The cult Korean eyewear label’s second US flagship after New York, the 5,000 sq ft store ‘leads visitors on a journey through the stages of harvest’ by way of moving installations, surreal sculptures and handcrafted objects. There’s a gently undulating ‘rice field’ comprising 2,000 metallic rods, while rugs by Korean knitting designer Misu A Barbe bring a softness to the polished space. Eyewear is displayed on marble and metal shelving which take their cues from the blades of crop tractors.

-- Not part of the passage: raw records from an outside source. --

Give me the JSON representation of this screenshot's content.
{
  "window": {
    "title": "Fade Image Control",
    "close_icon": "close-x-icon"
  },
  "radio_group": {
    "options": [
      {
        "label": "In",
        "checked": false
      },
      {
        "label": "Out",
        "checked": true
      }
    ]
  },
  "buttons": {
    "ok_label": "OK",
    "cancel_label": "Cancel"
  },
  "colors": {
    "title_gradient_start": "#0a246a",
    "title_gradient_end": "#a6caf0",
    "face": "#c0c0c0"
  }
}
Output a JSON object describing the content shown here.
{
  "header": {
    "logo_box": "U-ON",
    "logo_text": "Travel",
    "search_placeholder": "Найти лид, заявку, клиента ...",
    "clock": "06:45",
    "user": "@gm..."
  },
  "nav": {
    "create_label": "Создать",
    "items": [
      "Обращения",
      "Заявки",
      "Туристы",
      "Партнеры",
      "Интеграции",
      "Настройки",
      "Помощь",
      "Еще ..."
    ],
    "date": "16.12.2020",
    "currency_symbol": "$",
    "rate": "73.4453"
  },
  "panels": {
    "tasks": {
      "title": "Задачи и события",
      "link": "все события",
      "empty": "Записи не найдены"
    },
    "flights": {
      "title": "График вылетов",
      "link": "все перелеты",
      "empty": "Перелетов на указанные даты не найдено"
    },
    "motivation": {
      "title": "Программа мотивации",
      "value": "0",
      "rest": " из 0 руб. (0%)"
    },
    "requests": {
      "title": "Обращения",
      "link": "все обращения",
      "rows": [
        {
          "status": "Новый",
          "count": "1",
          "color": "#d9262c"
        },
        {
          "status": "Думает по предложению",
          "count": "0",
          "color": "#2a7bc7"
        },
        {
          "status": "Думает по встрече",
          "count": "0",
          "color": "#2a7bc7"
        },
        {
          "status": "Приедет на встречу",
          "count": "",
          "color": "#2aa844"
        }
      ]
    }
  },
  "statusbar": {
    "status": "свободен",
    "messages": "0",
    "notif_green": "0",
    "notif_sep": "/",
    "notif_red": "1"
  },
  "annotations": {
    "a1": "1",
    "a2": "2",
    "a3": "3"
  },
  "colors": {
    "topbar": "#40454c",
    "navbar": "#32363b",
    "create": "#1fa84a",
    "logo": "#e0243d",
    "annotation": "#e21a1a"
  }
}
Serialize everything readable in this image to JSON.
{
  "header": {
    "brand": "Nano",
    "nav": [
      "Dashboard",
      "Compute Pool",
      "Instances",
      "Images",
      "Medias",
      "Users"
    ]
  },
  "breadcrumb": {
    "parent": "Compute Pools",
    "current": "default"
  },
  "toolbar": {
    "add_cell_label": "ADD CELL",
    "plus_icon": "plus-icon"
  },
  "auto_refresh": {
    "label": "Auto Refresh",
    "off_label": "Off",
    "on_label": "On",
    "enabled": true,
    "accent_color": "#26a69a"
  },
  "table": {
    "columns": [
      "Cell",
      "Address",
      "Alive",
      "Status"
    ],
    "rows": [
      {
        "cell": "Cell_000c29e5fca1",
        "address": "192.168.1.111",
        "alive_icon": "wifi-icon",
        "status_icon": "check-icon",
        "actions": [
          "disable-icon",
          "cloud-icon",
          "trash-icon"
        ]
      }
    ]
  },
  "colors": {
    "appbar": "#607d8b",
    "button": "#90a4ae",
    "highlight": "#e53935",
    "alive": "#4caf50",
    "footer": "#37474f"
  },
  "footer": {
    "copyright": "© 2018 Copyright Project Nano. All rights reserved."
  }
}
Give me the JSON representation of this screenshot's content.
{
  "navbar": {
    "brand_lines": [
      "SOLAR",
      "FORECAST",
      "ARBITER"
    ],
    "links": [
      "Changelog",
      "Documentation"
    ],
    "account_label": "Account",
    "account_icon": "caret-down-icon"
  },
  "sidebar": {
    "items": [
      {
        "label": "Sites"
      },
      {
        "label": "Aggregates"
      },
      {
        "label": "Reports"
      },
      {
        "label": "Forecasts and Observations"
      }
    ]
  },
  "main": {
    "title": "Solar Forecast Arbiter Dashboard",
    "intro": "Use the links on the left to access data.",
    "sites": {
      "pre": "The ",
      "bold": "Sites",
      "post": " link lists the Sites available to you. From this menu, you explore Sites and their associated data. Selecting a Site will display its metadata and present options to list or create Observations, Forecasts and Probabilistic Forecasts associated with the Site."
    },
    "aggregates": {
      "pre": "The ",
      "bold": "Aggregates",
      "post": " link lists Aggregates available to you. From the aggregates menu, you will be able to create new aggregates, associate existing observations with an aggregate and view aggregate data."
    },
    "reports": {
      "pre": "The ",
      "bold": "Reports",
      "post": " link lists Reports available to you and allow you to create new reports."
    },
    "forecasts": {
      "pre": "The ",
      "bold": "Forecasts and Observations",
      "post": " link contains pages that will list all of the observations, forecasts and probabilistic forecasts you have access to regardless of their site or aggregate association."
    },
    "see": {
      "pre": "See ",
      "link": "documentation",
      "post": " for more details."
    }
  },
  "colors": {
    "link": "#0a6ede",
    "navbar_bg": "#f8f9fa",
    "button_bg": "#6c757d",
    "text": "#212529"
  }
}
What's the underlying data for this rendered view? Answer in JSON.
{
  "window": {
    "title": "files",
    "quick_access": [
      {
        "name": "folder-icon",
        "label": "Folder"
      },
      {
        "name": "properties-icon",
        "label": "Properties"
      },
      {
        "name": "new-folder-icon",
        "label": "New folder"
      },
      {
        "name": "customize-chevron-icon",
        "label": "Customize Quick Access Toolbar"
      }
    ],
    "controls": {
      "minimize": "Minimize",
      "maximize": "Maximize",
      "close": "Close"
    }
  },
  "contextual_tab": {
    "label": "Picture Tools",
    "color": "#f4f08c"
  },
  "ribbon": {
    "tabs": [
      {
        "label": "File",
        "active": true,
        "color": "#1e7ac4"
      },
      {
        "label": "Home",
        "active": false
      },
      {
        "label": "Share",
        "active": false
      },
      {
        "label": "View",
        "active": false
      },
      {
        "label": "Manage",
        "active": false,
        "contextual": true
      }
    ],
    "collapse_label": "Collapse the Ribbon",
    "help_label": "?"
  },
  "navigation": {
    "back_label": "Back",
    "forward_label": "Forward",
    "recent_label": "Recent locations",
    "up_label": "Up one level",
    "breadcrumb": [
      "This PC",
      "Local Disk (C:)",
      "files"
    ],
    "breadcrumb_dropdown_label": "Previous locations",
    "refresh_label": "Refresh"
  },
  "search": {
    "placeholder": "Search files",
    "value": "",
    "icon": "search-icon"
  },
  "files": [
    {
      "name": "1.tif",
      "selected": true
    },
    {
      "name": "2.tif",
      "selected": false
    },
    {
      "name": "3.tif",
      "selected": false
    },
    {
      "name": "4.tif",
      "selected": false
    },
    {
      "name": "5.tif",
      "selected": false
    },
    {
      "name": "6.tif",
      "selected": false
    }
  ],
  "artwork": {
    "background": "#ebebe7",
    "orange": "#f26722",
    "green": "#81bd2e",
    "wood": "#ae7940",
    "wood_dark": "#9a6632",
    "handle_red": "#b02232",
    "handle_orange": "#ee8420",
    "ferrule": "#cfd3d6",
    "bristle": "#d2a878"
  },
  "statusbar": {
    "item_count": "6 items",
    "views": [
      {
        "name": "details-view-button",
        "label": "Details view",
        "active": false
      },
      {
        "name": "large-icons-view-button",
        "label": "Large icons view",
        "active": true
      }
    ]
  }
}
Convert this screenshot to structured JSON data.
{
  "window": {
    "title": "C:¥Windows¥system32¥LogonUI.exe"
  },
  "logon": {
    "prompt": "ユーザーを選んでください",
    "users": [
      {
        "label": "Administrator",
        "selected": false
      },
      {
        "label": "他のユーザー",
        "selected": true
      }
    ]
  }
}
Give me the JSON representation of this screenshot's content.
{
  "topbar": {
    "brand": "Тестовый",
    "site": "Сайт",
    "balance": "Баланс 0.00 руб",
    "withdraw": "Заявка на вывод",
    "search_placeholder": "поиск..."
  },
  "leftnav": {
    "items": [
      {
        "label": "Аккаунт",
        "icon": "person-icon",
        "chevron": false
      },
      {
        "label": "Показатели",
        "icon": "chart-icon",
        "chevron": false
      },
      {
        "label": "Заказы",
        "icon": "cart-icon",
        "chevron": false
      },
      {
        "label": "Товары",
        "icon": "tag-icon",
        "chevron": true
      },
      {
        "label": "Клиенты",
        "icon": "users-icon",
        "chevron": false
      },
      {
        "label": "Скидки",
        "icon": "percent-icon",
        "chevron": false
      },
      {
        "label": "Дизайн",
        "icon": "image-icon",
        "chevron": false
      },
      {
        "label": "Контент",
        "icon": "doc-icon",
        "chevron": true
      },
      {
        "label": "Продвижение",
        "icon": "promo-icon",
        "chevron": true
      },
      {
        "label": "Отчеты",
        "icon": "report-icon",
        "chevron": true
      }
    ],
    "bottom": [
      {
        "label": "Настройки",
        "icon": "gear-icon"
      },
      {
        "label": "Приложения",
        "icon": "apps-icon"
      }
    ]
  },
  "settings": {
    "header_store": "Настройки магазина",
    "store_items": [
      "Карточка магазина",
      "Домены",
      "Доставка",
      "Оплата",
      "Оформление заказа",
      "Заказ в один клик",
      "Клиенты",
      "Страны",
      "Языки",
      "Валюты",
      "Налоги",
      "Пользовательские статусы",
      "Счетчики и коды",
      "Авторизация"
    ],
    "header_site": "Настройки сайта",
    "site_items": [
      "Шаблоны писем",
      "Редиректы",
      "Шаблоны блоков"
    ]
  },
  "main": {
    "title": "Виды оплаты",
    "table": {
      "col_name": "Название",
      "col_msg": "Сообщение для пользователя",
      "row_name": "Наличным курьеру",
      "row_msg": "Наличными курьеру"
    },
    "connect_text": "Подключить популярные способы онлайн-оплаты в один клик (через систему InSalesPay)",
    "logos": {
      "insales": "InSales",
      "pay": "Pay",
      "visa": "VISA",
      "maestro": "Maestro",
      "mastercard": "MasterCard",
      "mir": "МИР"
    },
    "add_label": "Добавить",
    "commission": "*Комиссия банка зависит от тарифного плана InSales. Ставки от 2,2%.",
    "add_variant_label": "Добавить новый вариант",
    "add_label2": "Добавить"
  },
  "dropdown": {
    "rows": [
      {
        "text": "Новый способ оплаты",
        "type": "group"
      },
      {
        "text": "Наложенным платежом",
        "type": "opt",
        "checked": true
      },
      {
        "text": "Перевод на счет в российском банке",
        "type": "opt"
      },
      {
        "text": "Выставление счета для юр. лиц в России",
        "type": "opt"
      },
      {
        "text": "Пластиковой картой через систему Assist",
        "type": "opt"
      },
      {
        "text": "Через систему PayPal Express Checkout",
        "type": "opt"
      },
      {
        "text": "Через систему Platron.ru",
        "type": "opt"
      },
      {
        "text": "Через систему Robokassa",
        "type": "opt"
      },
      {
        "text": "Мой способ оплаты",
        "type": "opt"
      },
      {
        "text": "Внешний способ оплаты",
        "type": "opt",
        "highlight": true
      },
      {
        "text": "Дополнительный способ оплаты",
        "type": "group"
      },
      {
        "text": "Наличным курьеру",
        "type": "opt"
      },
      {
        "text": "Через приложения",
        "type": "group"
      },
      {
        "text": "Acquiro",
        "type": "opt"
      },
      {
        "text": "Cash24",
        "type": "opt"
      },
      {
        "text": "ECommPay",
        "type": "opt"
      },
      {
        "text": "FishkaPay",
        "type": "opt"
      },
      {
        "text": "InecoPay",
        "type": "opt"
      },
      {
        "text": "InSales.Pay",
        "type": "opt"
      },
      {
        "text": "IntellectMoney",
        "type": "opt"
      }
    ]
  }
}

The ‘paddy fields’ at Gentle Monster’s harvest-themed Los Angeles boutique. Courtesy of Gentle Monster
The centrepiece is a kinetic installation by artist Jung Uk Yang that is inspired by threshing. The multi-layered artwork combines traditional machinery with modern design, while a repetitive bell sound (symbolising the end of the harvest process) entices visitors deeper into the store. It’s an offbeat aesthetic that has become associated with Korea’s creative scene, from films to fashion – then again Korean fashion designers do kooky-cool like no one else.
Founded in 2011 by former curator and professor Hankook Kim, Gentle Monster is known for its conceptual store designs, which have previously referenced launderettes, bathhouses, and the scientific laws of entropy, no less. More recently, the brand set up shop in Singapore with a moveable feast inspired by Samsara, Ron Fricke’s acclaimed non-narrative documentary from 2011.
The Seoul-based brand releases 140 completely new styles each year, and counts Opening Ceremony, Henrik Vibskov and Hood by Air among its collaborators. It also acts as an incubator for a number of creative installations, from an experimental bakery, to a garden post office, a conceptual pop-up hotel, and a ‘smash pong’ court (the brand’s brilliantly bonkers take on ping pong). Last month, LVMH invested $60 million – or a seven per cent stake – in the company, so expect to see Gentle Monster’s creative cache soar. Up next for the label: a collaboration with Dutch designer Marcel Wanders.